Золотое око Начала, сумрачное терпение Конца.
Конец здесь не есть следствие и замирание-угасание начала. Этот конец, будучи концом разлагающегося человеческого рода, предшествует началу нерожденного человечества. И тем не менее это Начало в качестве ранней рани уже обогнало вышеозначенный Конец. В этой рани прячется продолжающая утаивать себя первоначальная сущность времени. Для господствующего типа мышления это и впредь будет оставаться закрытым до тех пор, покуда будут продолжать иметь силу начавшиеся с Аристотеля представления о времени. В соответствии с ними время — неважно, представлять ли его механически, динамически или с точки зрения атомного распада — есть размерность количественной или качественной оценки длительности, вершащейся в линейной последовательности. Но подлинное время есть пришествие (рождение) бывшего. Которое есть не прошлое, но сосредоточенность того сущего, что предшествует всякому пришествию, покуда в качестве такой сосредоточенности оно утаивает себя в чем-то более раннем. Концу и его завершению соответствует «сумрачное терпение». Оно несет тайну навстречу ее правде. Эта выносливость уносит всё в гибельный распад в голубизне пронизанной духом ночи. Началу же соответствуют созерцания и мечты, сияющие золотом, ибо они озарены «златостью, правдой». Всё это отражается в звездном озере той Ночи, которой Элис открывает свое сердце в процессе плавания (98):
Элис, лодка золотая сердце твое раскачивает на одиноком небе.
Лодка чужеземца раскачивается, но — играючись, вовсе не так «боязливо» (200), как лодка тех потомков ранней рани, которые лишь следуют за Чужеземцем. Их челн еще не подошел к вершине озерного зеркала. Он тонет. Но где? В погибельности? Нет. И куда он погружается? В пустое Ничто? Ни в коем случае. Одно из последних стихотворений, «Жалоба» (200), заканчивается такими строками:
Сестра штормящей тоски, взгляни: испуганный челн погружается глубже под звездами в лик безмолвной ночи.

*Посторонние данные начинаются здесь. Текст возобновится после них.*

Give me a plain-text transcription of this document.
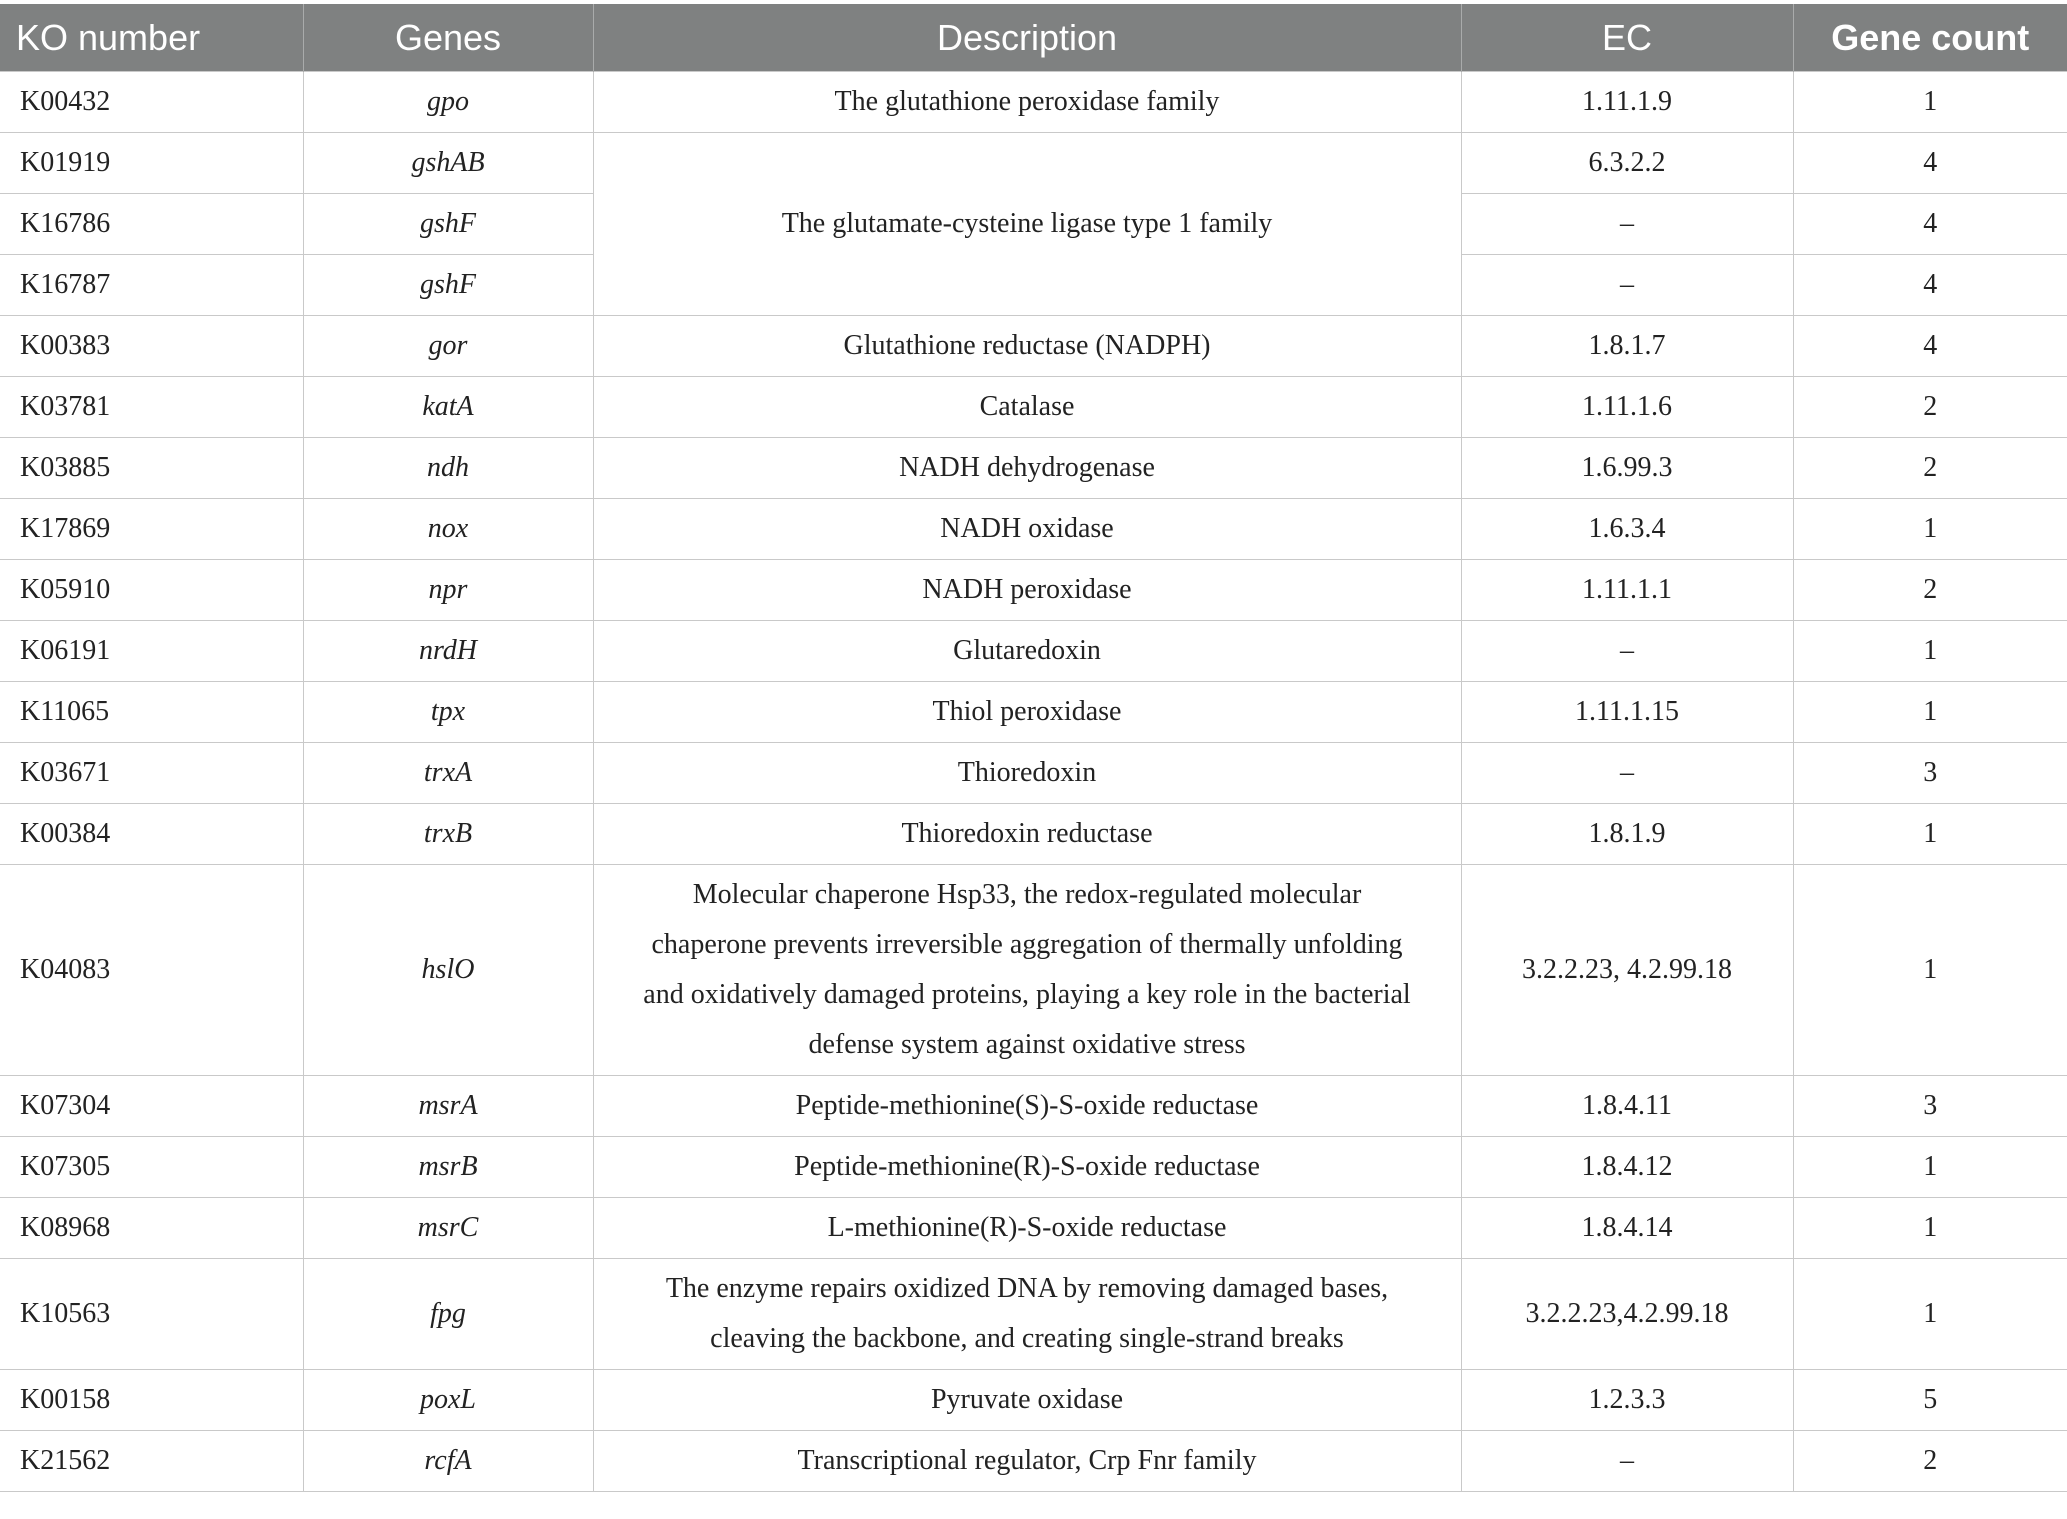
KO number	Genes	Description	EC	Gene count
K00432	gpo	The glutathione peroxidase family	1.11.1.9	1
K01919	gshAB	The glutamate-cysteine ligase type 1 family	6.3.2.2	4
K16786	gshF		–	4
K16787	gshF		–	4
K00383	gor	Glutathione reductase (NADPH)	1.8.1.7	4
K03781	katA	Catalase	1.11.1.6	2
K03885	ndh	NADH dehydrogenase	1.6.99.3	2
K17869	nox	NADH oxidase	1.6.3.4	1
K05910	npr	NADH peroxidase	1.11.1.1	2
K06191	nrdH	Glutaredoxin	–	1
K11065	tpx	Thiol peroxidase	1.11.1.15	1
K03671	trxA	Thioredoxin	–	3
K00384	trxB	Thioredoxin reductase	1.8.1.9	1
K04083	hslO	Molecular chaperone Hsp33, the redox-regulated molecular chaperone prevents irreversible aggregation of thermally unfolding and oxidatively damaged proteins, playing a key role in the bacterial defense system against oxidative stress	3.2.2.23, 4.2.99.18	1
K07304	msrA	Peptide-methionine(S)-S-oxide reductase	1.8.4.11	3
K07305	msrB	Peptide-methionine(R)-S-oxide reductase	1.8.4.12	1
K08968	msrC	L-methionine(R)-S-oxide reductase	1.8.4.14	1
K10563	fpg	The enzyme repairs oxidized DNA by removing damaged bases, cleaving the backbone, and creating single-strand breaks	3.2.2.23,4.2.99.18	1
K00158	poxL	Pyruvate oxidase	1.2.3.3	5
K21562	rcfA	Transcriptional regulator, Crp Fnr family	–	2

Что скрывает это молчание ночи, смотрящее нам навстречу блеском звезд? К чему оно вместе с ночью более всего имеет отношение? К отрешенности. Последняя же не исчерпывается состоянием, свойственным бытию мертвых, где живет мальчик Элис. Отрешенности принадлежит ранняя пора молчаливо-тихого детства, принадлежит голубая ночь, ночные тропы Чужеземца, принадлежит ночной взмах крыльев души, принадлежат даже и сумерки, будучи вратами в Закат. Отрешенность соединяет в одно целое все эти взаимопринадлежности, однако не задним числом, но так, что сама развивается и расцветает в этом царственном воссоединении. Сумерки, ночь, годы чужеземца-пришельца, его тропу поэт определяет в качестве «пронизанных духом» (geistlich). Отрешенность — «духоносна» (geistlich). Что подразумевается под этим словом? Значение его и пользование этим значением древни. «Духоносное» — это то, что находится в смысловых границах духа (Geist), происходит от него и следует за его сущностью. Сегодняшнее привычное словоупотребление ограничило «духоносное» его отношением к «священнослужителям», к духовному статусу жрецов или церквей, ими возглавляемых. У Тракля, по-видимому, тоже просматривается этот смысл (по крайней мере при поверхностном чтении), если, скажем, обратиться к стихотворению «В Гельбрунне» (191), где он говорит:
...О, как зазеленели священно (geistlich) дубы над забытыми тропами мертвых,
когда перед этим сказано о «тенях церковных владык, благородных жен» и кажется, что «тени давно усопших» зыбко колышатся над «весенним озером». Однако поэт здесь, вновь воспевая «голубой плач вечера» и наблюдая за тем, как дубы «священно зеленеют», думает при этом вовсе не о духовенстве. Он думает о той ранней поре давно Умершего, которая обещает «весну души». Ни о чем ином не поется и в более раннем стихотворении «Духоносная песнь» (20), лишь в более скрытой и еще неявной форме. Дух этой «Духоносной песни», играющей в странную неопределенность, отчетливее определяет себя словесно в последней строфе:
Нищий возле старых стен кажется скончавшимся в молитве, мирный пастух спускается с холмов, ангел запел в перелеске, близко-близко в перелеске заснули ребятишки. (Подстрочник)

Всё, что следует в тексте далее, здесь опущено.